Ma ai dati sul mercato del lavoro, compresa la diminuzione del 6% del ricorso alla CIG, si affiancano altri importanti elementi:

–  l’Istat prevede una ripresa del PIL nel primo trimestre 2015 e un possibile recupero della domanda interna; previsioni ancora più ottimistiche vengono dal Centro Studi della Confindustria;

–  nel 2015 sarà possibile sgravare le assunzioni a tempo indeterminato fino a 8.060 € l’anno per 3 anni;

–  molte imprese hanno sospeso la CIG e richiamato, con contratti a tempo, personale esperto in vista di assunzioni a tempo indeterminato, con tutti i benefici fiscali, contributivi e normativi previsti dalle nuove leggi per il 2015;

–  il rilancio delle esportazioni in alcuni settori, gli acquisti record di macchine utensili, i benefici che arriveranno dalla svalutazione dell’euro, la riduzione del prezzo del petrolio, l’aumento della fiducia e del reddito disponibile delle famiglie possono rappresentare segnali su un andamento positivo possibile del ciclo economico;

–  ci sono altri tre aspetti molto rilevanti per uno sviluppo possibile: 1) gli effetti del “quantitative easing” della Bce e il conseguente aumento della liquidità se andranno non solo a beneficio delle banche, ma ad un risultato di stimolo alla domanda, alla produzione e all’occupazione nell’Unione europea con investimenti in infrastrutture, ricerca e innovazione; 2) il cosiddetto Piano Junker, presentato dal Presidente della UE come il veicolo per uscire dall’austerità, 21 miliardi veri in dieci anni per attivarne 300 ipotetici, è una novità ed un precedente, ma ridicolo per la sua inadeguatezza 3) le risorse della Bce ed un piano di investimenti dovrebbero essere le basi per un Europa che passi dall’austerità allo sviluppo per il lavoro, cominciando però dal rilancio della domanda interna e dallo sviluppo del mercato interno.
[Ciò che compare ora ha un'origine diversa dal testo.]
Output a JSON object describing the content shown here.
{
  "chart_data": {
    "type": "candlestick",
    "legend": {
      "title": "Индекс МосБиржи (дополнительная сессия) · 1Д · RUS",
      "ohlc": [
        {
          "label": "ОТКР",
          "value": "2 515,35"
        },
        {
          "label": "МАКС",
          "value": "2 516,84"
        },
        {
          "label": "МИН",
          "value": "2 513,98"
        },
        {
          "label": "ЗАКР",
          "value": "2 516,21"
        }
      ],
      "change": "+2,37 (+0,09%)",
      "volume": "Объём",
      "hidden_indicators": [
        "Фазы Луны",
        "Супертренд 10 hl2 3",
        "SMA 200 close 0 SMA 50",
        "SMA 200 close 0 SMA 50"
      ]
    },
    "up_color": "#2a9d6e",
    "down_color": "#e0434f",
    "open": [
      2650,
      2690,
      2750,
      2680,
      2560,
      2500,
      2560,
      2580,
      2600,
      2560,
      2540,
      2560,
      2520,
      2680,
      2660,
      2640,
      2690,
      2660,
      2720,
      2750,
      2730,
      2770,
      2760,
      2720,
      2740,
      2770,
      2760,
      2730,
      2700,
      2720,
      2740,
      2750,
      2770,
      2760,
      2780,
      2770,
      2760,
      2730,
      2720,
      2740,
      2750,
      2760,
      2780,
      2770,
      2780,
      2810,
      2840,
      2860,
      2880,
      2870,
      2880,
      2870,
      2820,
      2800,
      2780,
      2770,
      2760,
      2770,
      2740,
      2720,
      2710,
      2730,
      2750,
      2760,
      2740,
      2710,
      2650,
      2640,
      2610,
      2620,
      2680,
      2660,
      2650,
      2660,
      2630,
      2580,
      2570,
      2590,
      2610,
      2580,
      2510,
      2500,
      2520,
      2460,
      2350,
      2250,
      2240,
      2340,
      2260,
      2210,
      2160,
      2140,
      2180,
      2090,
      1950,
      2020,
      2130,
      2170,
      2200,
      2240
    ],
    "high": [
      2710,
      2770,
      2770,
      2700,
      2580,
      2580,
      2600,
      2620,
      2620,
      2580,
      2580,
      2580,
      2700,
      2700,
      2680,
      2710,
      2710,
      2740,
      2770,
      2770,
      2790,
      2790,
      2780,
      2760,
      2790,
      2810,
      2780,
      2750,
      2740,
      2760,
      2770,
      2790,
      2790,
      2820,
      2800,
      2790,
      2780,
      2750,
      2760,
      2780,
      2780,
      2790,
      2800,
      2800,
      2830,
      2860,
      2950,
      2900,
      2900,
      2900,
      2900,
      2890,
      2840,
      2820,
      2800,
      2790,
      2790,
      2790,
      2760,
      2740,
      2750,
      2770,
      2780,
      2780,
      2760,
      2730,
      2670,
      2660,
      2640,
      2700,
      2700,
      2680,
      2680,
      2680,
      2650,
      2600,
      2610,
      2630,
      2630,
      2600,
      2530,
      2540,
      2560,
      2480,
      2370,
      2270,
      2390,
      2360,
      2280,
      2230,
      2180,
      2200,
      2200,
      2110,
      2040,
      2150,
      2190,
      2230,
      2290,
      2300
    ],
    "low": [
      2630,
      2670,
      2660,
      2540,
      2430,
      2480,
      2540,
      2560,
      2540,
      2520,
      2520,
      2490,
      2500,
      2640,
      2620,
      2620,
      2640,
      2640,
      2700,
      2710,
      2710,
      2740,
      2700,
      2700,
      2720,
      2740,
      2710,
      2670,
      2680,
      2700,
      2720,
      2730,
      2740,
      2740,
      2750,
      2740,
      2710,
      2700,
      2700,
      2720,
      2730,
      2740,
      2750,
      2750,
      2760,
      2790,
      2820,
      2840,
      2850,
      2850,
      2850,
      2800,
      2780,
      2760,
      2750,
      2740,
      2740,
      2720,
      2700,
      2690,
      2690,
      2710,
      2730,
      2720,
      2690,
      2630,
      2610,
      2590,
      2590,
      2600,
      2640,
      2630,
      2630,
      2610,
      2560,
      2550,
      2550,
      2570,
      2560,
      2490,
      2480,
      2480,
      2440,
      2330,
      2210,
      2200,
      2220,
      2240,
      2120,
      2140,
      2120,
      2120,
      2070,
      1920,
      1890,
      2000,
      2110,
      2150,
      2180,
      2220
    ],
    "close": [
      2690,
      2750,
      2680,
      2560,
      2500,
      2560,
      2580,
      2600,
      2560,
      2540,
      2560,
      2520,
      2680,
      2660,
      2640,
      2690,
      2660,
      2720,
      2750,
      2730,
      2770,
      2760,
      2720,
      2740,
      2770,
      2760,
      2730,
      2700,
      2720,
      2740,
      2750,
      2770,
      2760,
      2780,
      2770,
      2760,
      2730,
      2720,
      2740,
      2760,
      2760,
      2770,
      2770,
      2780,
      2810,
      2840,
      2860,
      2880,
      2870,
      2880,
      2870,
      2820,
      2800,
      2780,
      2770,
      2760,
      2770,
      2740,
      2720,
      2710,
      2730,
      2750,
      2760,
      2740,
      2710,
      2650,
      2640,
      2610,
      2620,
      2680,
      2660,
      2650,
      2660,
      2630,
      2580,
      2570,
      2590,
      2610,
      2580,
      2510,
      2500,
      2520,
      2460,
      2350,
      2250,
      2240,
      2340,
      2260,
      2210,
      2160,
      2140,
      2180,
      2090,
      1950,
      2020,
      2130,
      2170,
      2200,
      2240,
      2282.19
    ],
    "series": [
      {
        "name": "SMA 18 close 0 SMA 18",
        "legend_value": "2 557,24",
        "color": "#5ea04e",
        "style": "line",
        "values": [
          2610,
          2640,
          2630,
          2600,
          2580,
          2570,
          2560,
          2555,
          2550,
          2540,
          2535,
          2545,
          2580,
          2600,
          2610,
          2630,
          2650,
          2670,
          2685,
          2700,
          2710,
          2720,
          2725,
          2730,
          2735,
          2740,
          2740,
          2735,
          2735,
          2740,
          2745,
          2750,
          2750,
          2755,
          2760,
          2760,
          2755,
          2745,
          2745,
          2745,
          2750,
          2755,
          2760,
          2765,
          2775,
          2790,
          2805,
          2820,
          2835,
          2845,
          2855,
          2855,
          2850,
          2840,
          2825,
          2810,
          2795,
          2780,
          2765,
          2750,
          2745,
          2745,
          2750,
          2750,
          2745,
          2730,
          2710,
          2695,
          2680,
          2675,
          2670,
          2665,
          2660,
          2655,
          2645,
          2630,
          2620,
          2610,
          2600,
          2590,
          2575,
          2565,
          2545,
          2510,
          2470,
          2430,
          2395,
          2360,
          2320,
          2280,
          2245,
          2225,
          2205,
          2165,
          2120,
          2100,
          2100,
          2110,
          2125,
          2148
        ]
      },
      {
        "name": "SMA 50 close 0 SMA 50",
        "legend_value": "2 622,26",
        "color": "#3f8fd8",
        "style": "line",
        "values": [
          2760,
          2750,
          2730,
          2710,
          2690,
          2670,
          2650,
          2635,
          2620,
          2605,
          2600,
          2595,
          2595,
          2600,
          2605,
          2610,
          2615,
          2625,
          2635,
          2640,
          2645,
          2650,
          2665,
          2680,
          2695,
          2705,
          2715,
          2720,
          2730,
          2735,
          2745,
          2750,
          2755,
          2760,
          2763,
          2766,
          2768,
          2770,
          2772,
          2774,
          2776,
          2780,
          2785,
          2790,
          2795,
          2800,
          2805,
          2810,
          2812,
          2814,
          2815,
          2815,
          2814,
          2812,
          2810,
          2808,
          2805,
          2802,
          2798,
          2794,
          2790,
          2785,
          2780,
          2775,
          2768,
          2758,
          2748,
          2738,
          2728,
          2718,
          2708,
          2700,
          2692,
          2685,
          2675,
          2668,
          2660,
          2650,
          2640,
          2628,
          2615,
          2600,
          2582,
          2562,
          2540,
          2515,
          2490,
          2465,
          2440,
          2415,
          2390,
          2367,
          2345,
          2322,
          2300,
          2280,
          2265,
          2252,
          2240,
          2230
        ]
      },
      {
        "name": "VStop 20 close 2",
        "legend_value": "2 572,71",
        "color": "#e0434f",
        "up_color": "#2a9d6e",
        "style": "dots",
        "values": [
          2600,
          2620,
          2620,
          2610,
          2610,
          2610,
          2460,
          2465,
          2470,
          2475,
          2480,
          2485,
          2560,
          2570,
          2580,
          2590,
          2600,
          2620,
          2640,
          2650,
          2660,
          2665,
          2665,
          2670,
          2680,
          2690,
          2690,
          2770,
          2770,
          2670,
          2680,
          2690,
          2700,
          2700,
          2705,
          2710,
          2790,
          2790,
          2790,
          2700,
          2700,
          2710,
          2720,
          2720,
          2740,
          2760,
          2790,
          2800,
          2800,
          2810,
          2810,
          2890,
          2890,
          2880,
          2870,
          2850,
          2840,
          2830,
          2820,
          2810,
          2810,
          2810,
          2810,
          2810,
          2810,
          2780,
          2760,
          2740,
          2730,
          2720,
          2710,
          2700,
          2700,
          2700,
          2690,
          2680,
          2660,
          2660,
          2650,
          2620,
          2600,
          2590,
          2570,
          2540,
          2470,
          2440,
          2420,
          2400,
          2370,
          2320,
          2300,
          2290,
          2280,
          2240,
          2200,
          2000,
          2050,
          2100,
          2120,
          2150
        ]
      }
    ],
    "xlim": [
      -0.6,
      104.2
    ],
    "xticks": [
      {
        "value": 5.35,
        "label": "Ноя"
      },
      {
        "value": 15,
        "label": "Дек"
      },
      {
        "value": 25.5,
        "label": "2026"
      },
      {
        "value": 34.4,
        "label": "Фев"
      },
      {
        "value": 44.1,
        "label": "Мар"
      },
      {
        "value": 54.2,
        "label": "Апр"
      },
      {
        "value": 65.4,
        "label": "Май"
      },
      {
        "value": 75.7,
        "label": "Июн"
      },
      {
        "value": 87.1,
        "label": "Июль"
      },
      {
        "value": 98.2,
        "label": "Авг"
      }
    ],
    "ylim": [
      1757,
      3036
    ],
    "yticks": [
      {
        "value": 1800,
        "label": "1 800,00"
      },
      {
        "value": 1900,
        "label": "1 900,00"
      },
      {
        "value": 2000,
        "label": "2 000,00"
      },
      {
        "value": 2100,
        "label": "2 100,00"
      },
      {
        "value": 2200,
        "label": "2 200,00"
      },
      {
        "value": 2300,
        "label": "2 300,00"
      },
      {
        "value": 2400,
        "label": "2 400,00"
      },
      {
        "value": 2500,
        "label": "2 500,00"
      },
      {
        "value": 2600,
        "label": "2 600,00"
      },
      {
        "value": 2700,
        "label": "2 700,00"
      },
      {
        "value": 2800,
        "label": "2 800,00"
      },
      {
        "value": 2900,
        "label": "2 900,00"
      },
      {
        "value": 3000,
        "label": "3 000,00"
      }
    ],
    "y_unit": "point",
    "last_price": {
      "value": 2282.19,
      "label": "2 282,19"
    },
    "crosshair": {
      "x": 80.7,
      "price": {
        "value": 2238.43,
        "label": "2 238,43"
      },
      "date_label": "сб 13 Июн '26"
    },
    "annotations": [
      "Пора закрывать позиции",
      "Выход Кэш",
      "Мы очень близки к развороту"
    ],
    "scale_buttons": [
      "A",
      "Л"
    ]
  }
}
Quindi segnali positivi ci sono indubbiamente e bisognerà lavorare duramente per recuperare rispetto ai guasti produttivi, economici e sociali causati da questi sette anni di crisi.

Andranno però anche recuperati i gap che pesano come palle al piede del paese: la bassa produttività e la scarsa efficienza, gli inadeguati investimenti nella conoscenza e nell’innovazione, la diffusione allarmante delle metastasi della criminalità e della corruzione.